Transitioning to High-Voltage DC Power Architectures
To support rapid AI growth, data center architectures are upgrading from traditional 12V systems to 48V busbars, moving toward 400V to 800V HVDC (High-Voltage Direct Current) systems. HVDC significantly reduces current and copper loss while enhancing overall efficiency, ensuring stable operations in high-density environments. In this evolution, power semiconductor components—including MOSFETs, Silicon Carbide (SiC), and Gallium Nitride (GaN)—sit at the heart of system efficiency.

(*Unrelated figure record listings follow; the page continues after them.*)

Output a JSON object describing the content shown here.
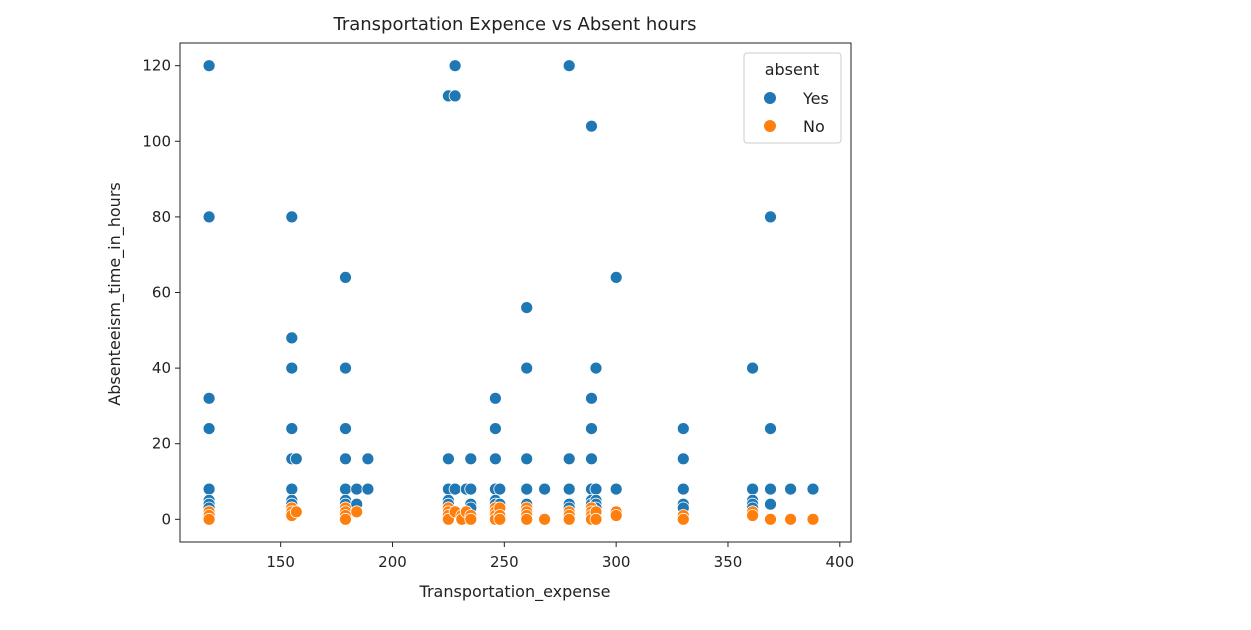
{
  "chart_data": {
    "type": "scatter",
    "title": "Transportation Expence vs Absent hours",
    "xlabel": "Transportation_expense",
    "ylabel": "Absenteeism_time_in_hours",
    "xlim": [
      105,
      405
    ],
    "ylim": [
      -6,
      126
    ],
    "xticks": [
      150,
      200,
      250,
      300,
      350,
      400
    ],
    "yticks": [
      0,
      20,
      40,
      60,
      80,
      100,
      120
    ],
    "grid": false,
    "legend": {
      "title": "absent",
      "placement": "top-right"
    },
    "series": [
      {
        "name": "Yes",
        "color": "#1f77b4",
        "points": [
          [
            118,
            120
          ],
          [
            118,
            80
          ],
          [
            118,
            32
          ],
          [
            118,
            24
          ],
          [
            118,
            8
          ],
          [
            118,
            5
          ],
          [
            118,
            4
          ],
          [
            118,
            3
          ],
          [
            155,
            80
          ],
          [
            155,
            48
          ],
          [
            155,
            40
          ],
          [
            155,
            24
          ],
          [
            155,
            16
          ],
          [
            155,
            8
          ],
          [
            155,
            5
          ],
          [
            155,
            4
          ],
          [
            155,
            3
          ],
          [
            157,
            16
          ],
          [
            179,
            64
          ],
          [
            179,
            40
          ],
          [
            179,
            24
          ],
          [
            179,
            16
          ],
          [
            179,
            8
          ],
          [
            179,
            5
          ],
          [
            179,
            4
          ],
          [
            179,
            3
          ],
          [
            184,
            8
          ],
          [
            184,
            4
          ],
          [
            189,
            16
          ],
          [
            189,
            8
          ],
          [
            225,
            112
          ],
          [
            225,
            16
          ],
          [
            225,
            8
          ],
          [
            225,
            5
          ],
          [
            225,
            4
          ],
          [
            225,
            3
          ],
          [
            228,
            120
          ],
          [
            228,
            112
          ],
          [
            228,
            8
          ],
          [
            233,
            8
          ],
          [
            235,
            16
          ],
          [
            235,
            8
          ],
          [
            235,
            4
          ],
          [
            235,
            3
          ],
          [
            246,
            32
          ],
          [
            246,
            24
          ],
          [
            246,
            16
          ],
          [
            246,
            8
          ],
          [
            246,
            5
          ],
          [
            246,
            4
          ],
          [
            246,
            3
          ],
          [
            248,
            8
          ],
          [
            248,
            4
          ],
          [
            248,
            3
          ],
          [
            260,
            56
          ],
          [
            260,
            40
          ],
          [
            260,
            16
          ],
          [
            260,
            8
          ],
          [
            260,
            4
          ],
          [
            260,
            3
          ],
          [
            268,
            8
          ],
          [
            279,
            120
          ],
          [
            279,
            16
          ],
          [
            279,
            8
          ],
          [
            279,
            4
          ],
          [
            279,
            3
          ],
          [
            289,
            104
          ],
          [
            289,
            32
          ],
          [
            289,
            24
          ],
          [
            289,
            16
          ],
          [
            289,
            8
          ],
          [
            289,
            5
          ],
          [
            289,
            4
          ],
          [
            289,
            3
          ],
          [
            291,
            40
          ],
          [
            291,
            8
          ],
          [
            291,
            5
          ],
          [
            291,
            4
          ],
          [
            291,
            3
          ],
          [
            300,
            64
          ],
          [
            300,
            8
          ],
          [
            330,
            24
          ],
          [
            330,
            16
          ],
          [
            330,
            8
          ],
          [
            330,
            4
          ],
          [
            330,
            3
          ],
          [
            361,
            40
          ],
          [
            361,
            8
          ],
          [
            361,
            5
          ],
          [
            361,
            4
          ],
          [
            361,
            3
          ],
          [
            369,
            80
          ],
          [
            369,
            24
          ],
          [
            369,
            8
          ],
          [
            369,
            4
          ],
          [
            378,
            8
          ],
          [
            388,
            8
          ]
        ]
      },
      {
        "name": "No",
        "color": "#ff7f0e",
        "points": [
          [
            118,
            2
          ],
          [
            118,
            1
          ],
          [
            118,
            0
          ],
          [
            155,
            3
          ],
          [
            155,
            2
          ],
          [
            155,
            1
          ],
          [
            157,
            2
          ],
          [
            179,
            3
          ],
          [
            179,
            2
          ],
          [
            179,
            1
          ],
          [
            179,
            0
          ],
          [
            184,
            2
          ],
          [
            225,
            3
          ],
          [
            225,
            2
          ],
          [
            225,
            1
          ],
          [
            225,
            0
          ],
          [
            228,
            2
          ],
          [
            231,
            1
          ],
          [
            231,
            0
          ],
          [
            233,
            2
          ],
          [
            235,
            1
          ],
          [
            235,
            0
          ],
          [
            246,
            3
          ],
          [
            246,
            2
          ],
          [
            246,
            1
          ],
          [
            246,
            0
          ],
          [
            248,
            3
          ],
          [
            248,
            1
          ],
          [
            248,
            0
          ],
          [
            260,
            3
          ],
          [
            260,
            2
          ],
          [
            260,
            1
          ],
          [
            260,
            0
          ],
          [
            268,
            0
          ],
          [
            279,
            2
          ],
          [
            279,
            1
          ],
          [
            279,
            0
          ],
          [
            289,
            3
          ],
          [
            289,
            2
          ],
          [
            289,
            1
          ],
          [
            289,
            0
          ],
          [
            291,
            2
          ],
          [
            291,
            0
          ],
          [
            300,
            2
          ],
          [
            300,
            1
          ],
          [
            330,
            1
          ],
          [
            330,
            0
          ],
          [
            361,
            2
          ],
          [
            361,
            1
          ],
          [
            369,
            0
          ],
          [
            378,
            0
          ],
          [
            388,
            0
          ]
        ]
      }
    ]
  }
}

Wide Bandgap (WBG) Semiconductors Accelerating AI Power Adoption
To meet demands for high efficiency and power density, AI systems are rapidly adopting Third-Generation (WBG) materials:
- SiC (Silicon Carbide): Applied in Power Supply Units (PSU) and high-voltage conversion modules, offering high voltage resistance, low switching loss, and high-temperature stability.
- GaN (Gallium Nitride): Used in 48V high-frequency DC-DC modules to enable higher switching frequencies, significantly increasing power density while shrinking module size.
- Si MOSFET / DrMOS: Remains cost-effective and reliable for low-voltage, high-current scenarios like GPU core power delivery.
The industry is gravitating toward a "SiC + GaN + Si Hybrid" roadmap to balance efficiency, cost, and reliability.
Three Key Breakthroughs in AI Power Technology
AzureMoto identifies three focus areas for future AI data center power:
- High-Voltage Architectures: Moving toward 800V HVDC to minimize transmission losses.
- High Power Density & Thermal Management: As GPUs exceed 1kW, cooling is shifting from traditional air-cooling to liquid and immersion cooling.
- System-Level Integration: Competition is moving beyond individual components toward the integrated synergy of power devices, controller ICs, and thermal materials.
The Energy Efficiency Race
AzureMoto points out that as AI power demand grows, energy efficiency will become a top-tier competitive index. Through WBG semiconductors and high-voltage architectures, AI power efficiency can be boosted from 92–94% to over 97%, significantly reducing carbon footprints. AzureMoto remains committed to developing advanced power solutions to drive the development of "Green AI Infrastructure."
About AzureMoto Technology, Inc.
AzureMoto is a power semiconductor design company specializing in MOSFETs, SiC, GaN FETs, Rectifiers, and ESD protection components. Its products serve AI servers, automotive electronics, industrial control, and high-efficiency power systems. The company is dedicated to building next-generation high-density and high-efficiency power infrastructure through innovation.